Иуда «Тайной вечери» | страница 66
С кувшинчиком и оловянным кубком Бехайм устроился за столом, неспешно, по глоточку, смакуя восхитительное «вино санто», и мало-помалу его объяла блаженная усталость, а пока он, подперев рукой лоб, думал о Манчино и, прихлебывая вино, размышлял, за сколько дней этот головорез и трактирный стихоплет промотает свой дукат, до слуха его доносились путаные обрывки разговоров, которые веля сидевшие вокруг художники и ремесленники.
— Ох и времена настали! Во имя Господа и Пресвятой Богородицы никто нынче даже на медный кваттрино не раскошелится.
— В общем, для начала мне нужно было некоторое количество хорошей синей краски, вот я ему и сказал…
— Умеет он не много. Цветы, травы и мелкие животные ему еще вполне удаются. Но по дурости он вбил себе в голову…
— Зря я не послушал отца и не стал трактирщиком, ведь за хорошую стряпню…
— Как встречу ее, так сразу останавливаюсь, даже когда спешу, и гляжу ей вслед, просто не могу иначе.
— Досточтимый брат, я не ученый богослов. А вы опять же ничего не смыслите в живописи и потому не можете говорить…
— Задумал изобразить на пяти больших досках житие своего святого покровителя, потому что этому олуху, как он сам твердит, еще и славы охота.
— Так вот, для начала я ему говорю: ступай купи унцию лака, только самого лучшего, какой есть в Милане.
— Математика пронизывает и просветляет человеческую жизнь, и я, как ревнитель математики, знаю…
— Ведь искусствами — так говорил мне отец — не прокормишься и на платье не заработаешь.
— Как ревнитель математики вы понятия не имеете, сколь трудно написать вращающийся или сверкающий глаз.
— Ну, это уж ты хватил. При всем уважении к музыке ее никак нельзя назвать сестрой живописи.
— А коли самолучшего лака здесь не найдется, ничего не покупай, говорю я ему, принесешь мне полкарлина обратно!
— Я и нынче встретил ее и долго провожал взглядом, но что проку?
— По скудоумию своему он теперь полагает себя корифеем и светочем итальянского искусства, и разубедить его, увы, невозможно.
— Заговорить с нею?
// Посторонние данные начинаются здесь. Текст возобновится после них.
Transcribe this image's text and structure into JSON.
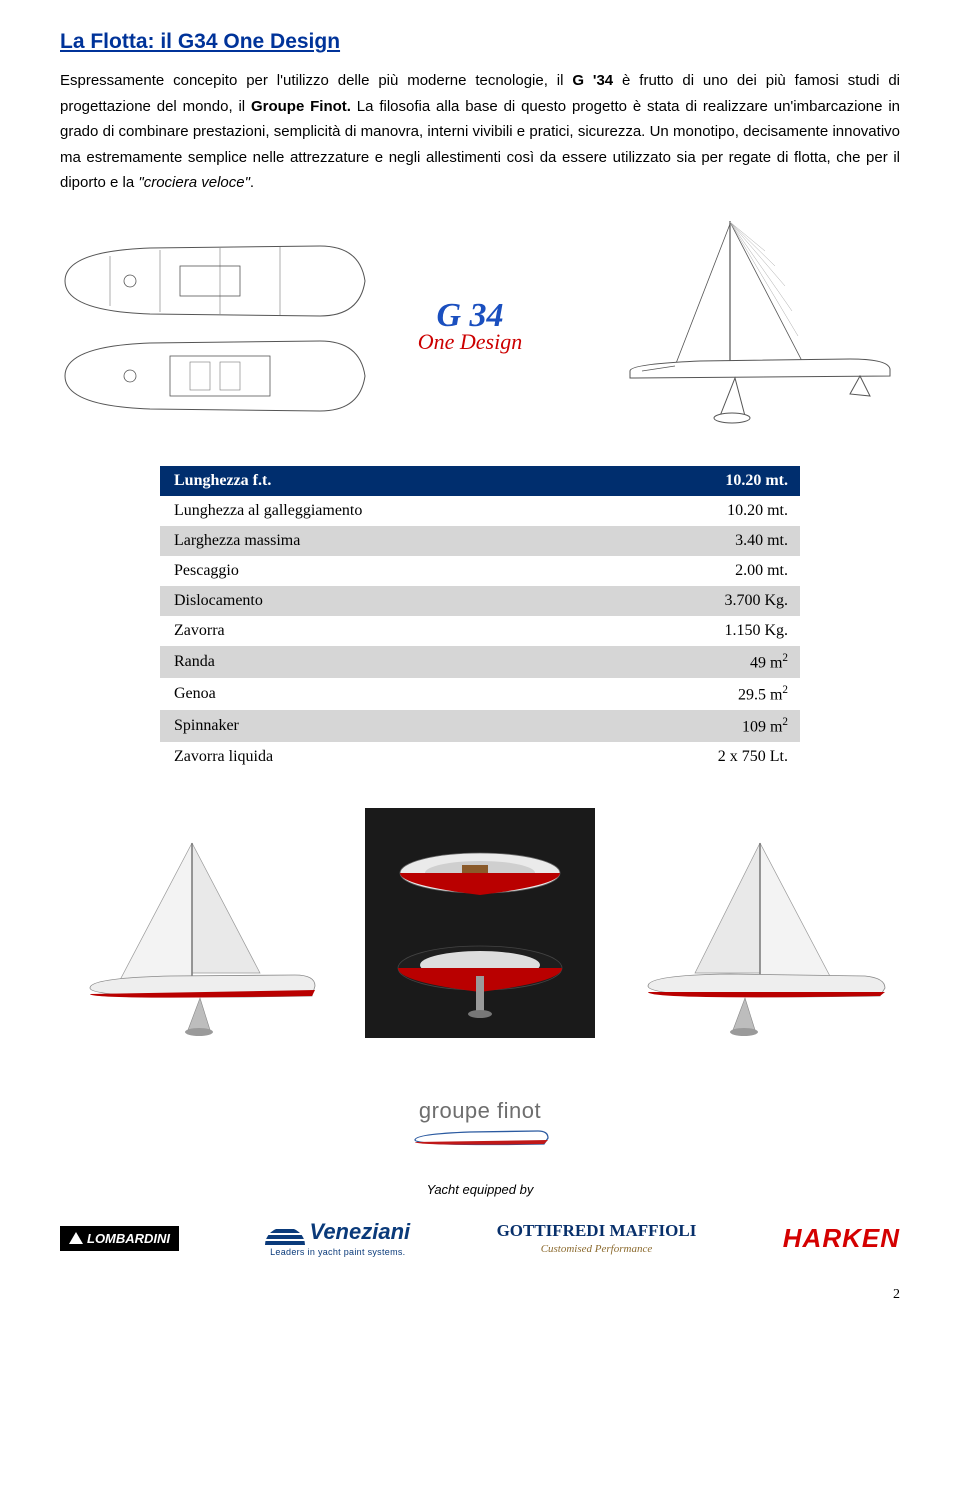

Не так это просто! И потом, ты погляди на меня! Лысый, грузный, ну сам посуди, гожусь я в печальные воздыхатели? А уж про годы мои я вообще молчу!
— Она не умирает, едва родившись, как музыка, но во всей славе и величии живет в веках…
— Да, я с детства мечтал стать художником…
— Чуть не каждый день встречаю ее, большей частью возле церкви, куда она ходит к мессе.
— …И воздействует не как дыхание памяти, а как сама жизнь. — …И, на свою беду, стал.